Commissariato di Opicina, la denuncia del SAP: «Personale dimezzato in dieci anni!»

Lo rileva in una nota il SAP - Sindacato Autonomo di Polizia: «Ormai da due anni non esce più la "volante", la pattuglia preposta al controllo del territorio, che una volta era presente tutte le 24 ore della giornata 7 giorni su 7»

«Mentre a Roma si prospetta la chiusura di circa 23 Questure e Prefetture (Pordenone verrà accorpata ad Udine nel F.V.G.) e una timida rivisitazione delle Direzioni Centrali dove le funzioni dell'attuale Ufficio Centrale Interforze per la sicurezza personale dovrebbe confluire nell'Ufficio per il coordinamento e la pianificazione delle forze di polizia, a Trieste, dopo il depotenziamento di Rozzol Melara degli anni scorsi, assistiamo ora alla lenta e lunga agonia del Commissariato di Opicina, dovuta alla mancanza di personale: rispetto a 10 anni fa è di fatto più che dimezzato

Lo rileva in una nota il SAP - Sindacato Autonomo di Polizia.

«Ormai da due anni - continua la nota -  non esce più la “volante”, la pattuglia preposta al controllo del territorio, che una volta era presente tutte le 24 ore della giornata 7 giorni su 7. È l’effetto del mancato turn-over, quello che il SAP denuncia da tempo, quei 18.000 uomini in meno sul territorio nazionale che ovviamente colpisce anche Trieste, in un momento in cui la sicurezza richiede più attenzione e presenza. È il frutto della politica miope che pecca di programmazione, per una “sicurezza” che non può conoscere tagli e che non si deve improvvisare nelle emergenze, ma si deve costruire e mantenere nel tempo».

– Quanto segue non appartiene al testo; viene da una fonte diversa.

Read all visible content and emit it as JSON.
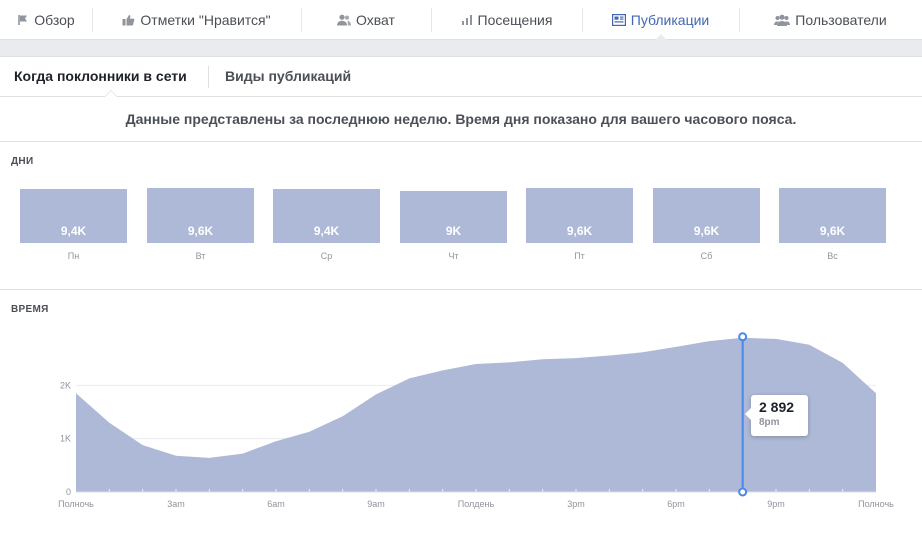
{
  "top_tabs": [
    {
      "label": "Обзор",
      "icon": "flag-icon"
    },
    {
      "label": "Отметки \"Нравится\"",
      "icon": "thumbs-up-icon"
    },
    {
      "label": "Охват",
      "icon": "people-icon"
    },
    {
      "label": "Посещения",
      "icon": "bar-chart-icon"
    },
    {
      "label": "Публикации",
      "icon": "newspaper-icon",
      "active": true
    },
    {
      "label": "Пользователи",
      "icon": "group-icon"
    }
  ],
  "sub_tabs": [
    {
      "label": "Когда поклонники в сети",
      "active": true
    },
    {
      "label": "Виды публикаций"
    }
  ],
  "notice": "Данные представлены за последнюю неделю. Время дня показано для вашего часового пояса.",
  "days_section": {
    "title": "ДНИ",
    "days": [
      {
        "label": "Пн",
        "value_label": "9,4K",
        "value": 9400
      },
      {
        "label": "Вт",
        "value_label": "9,6K",
        "value": 9600
      },
      {
        "label": "Ср",
        "value_label": "9,4K",
        "value": 9400
      },
      {
        "label": "Чт",
        "value_label": "9K",
        "value": 9000
      },
      {
        "label": "Пт",
        "value_label": "9,6K",
        "value": 9600
      },
      {
        "label": "Сб",
        "value_label": "9,6K",
        "value": 9600
      },
      {
        "label": "Вс",
        "value_label": "9,6K",
        "value": 9600
      }
    ]
  },
  "time_section": {
    "title": "ВРЕМЯ",
    "tooltip": {
      "value": "2 892",
      "time": "8pm"
    }
  },
  "colors": {
    "bar": "#adb9d6",
    "accent": "#4267b2",
    "marker": "#4a86e8"
  },
  "chart_data": {
    "type": "area",
    "x": [
      0,
      1,
      2,
      3,
      4,
      5,
      6,
      7,
      8,
      9,
      10,
      11,
      12,
      13,
      14,
      15,
      16,
      17,
      18,
      19,
      20,
      21,
      22,
      23,
      24
    ],
    "x_tick_labels": [
      "Полночь",
      "3am",
      "6am",
      "9am",
      "Полдень",
      "3pm",
      "6pm",
      "9pm",
      "Полночь"
    ],
    "x_tick_positions": [
      0,
      3,
      6,
      9,
      12,
      15,
      18,
      21,
      24
    ],
    "y_tick_labels": [
      "0",
      "1K",
      "2K"
    ],
    "y_tick_values": [
      0,
      1000,
      2000
    ],
    "values": [
      1850,
      1300,
      880,
      680,
      640,
      720,
      950,
      1130,
      1420,
      1830,
      2130,
      2280,
      2400,
      2430,
      2490,
      2510,
      2560,
      2620,
      2720,
      2830,
      2892,
      2870,
      2760,
      2420,
      1850
    ],
    "ylim": [
      0,
      3000
    ],
    "xlim": [
      0,
      24
    ],
    "highlight": {
      "x": 20,
      "value": 2892
    }
  }
}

«Oggi - spiega il SAP -  i servizi di prevenzione e di ordine pubblico sono aumentati in maniera esponenziale a causa della crisi economica che determina possibili tensioni sociali e favorisce la commissione di reati. Ci sono poi i problemi legati ai migranti e, non di secondo piano, quelli legati al terrorismo. In questo contesto si aggiunge la problematica relativa all’età media degli operatori di Polizia che ormai si aggira intorno ai 50 anni. In questo panorama generale, il territorio residenziale come Opicina a ridosso della zona confinaria con la Slovenia subisce senz’altro i segni evidenti dei tagli e di queste scelte scellerate».

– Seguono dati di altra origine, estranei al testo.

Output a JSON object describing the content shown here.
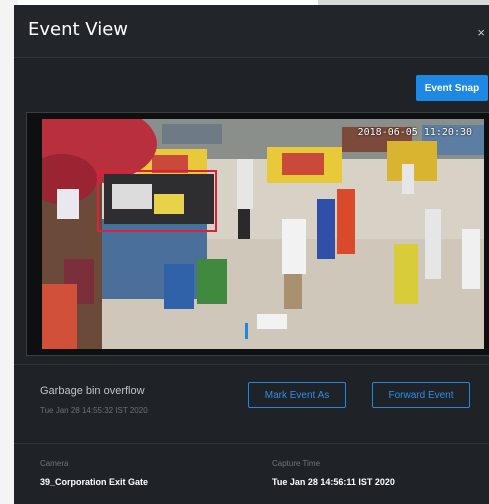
{
  "modal": {
    "title": "Event View",
    "close_label": "×",
    "snap_label": "Event Snap"
  },
  "video": {
    "timestamp": "2018-06-05 11:20:30"
  },
  "event": {
    "name": "Garbage bin overflow",
    "time": "Tue Jan 28 14:55:32 IST 2020",
    "mark_label": "Mark Event As",
    "forward_label": "Forward Event"
  },
  "details": {
    "camera_label": "Camera",
    "camera_value": "39_Corporation Exit Gate",
    "capture_label": "Capture Time",
    "capture_value": "Tue Jan 28 14:56:11 IST 2020"
  },
  "colors": {
    "accent": "#1e88e5",
    "modal_bg": "#1f2328",
    "detection_box": "#e0203a"
  },
  "icons": {
    "close": "close-icon"
  }
}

«Potremmo assistere - conclude - nel prossimo futuro ad “operazioni di restyling”, ben mascherate e belle da presentare magari all’opinione pubblica, come successo per il Commissariato di Rozzol-Melara, ma la realtà dei fatti è che se non si procede a nuove e corpose assunzioni, non si farà altro che spostare il problema da una parte all’altra, senza risolverlo veramente».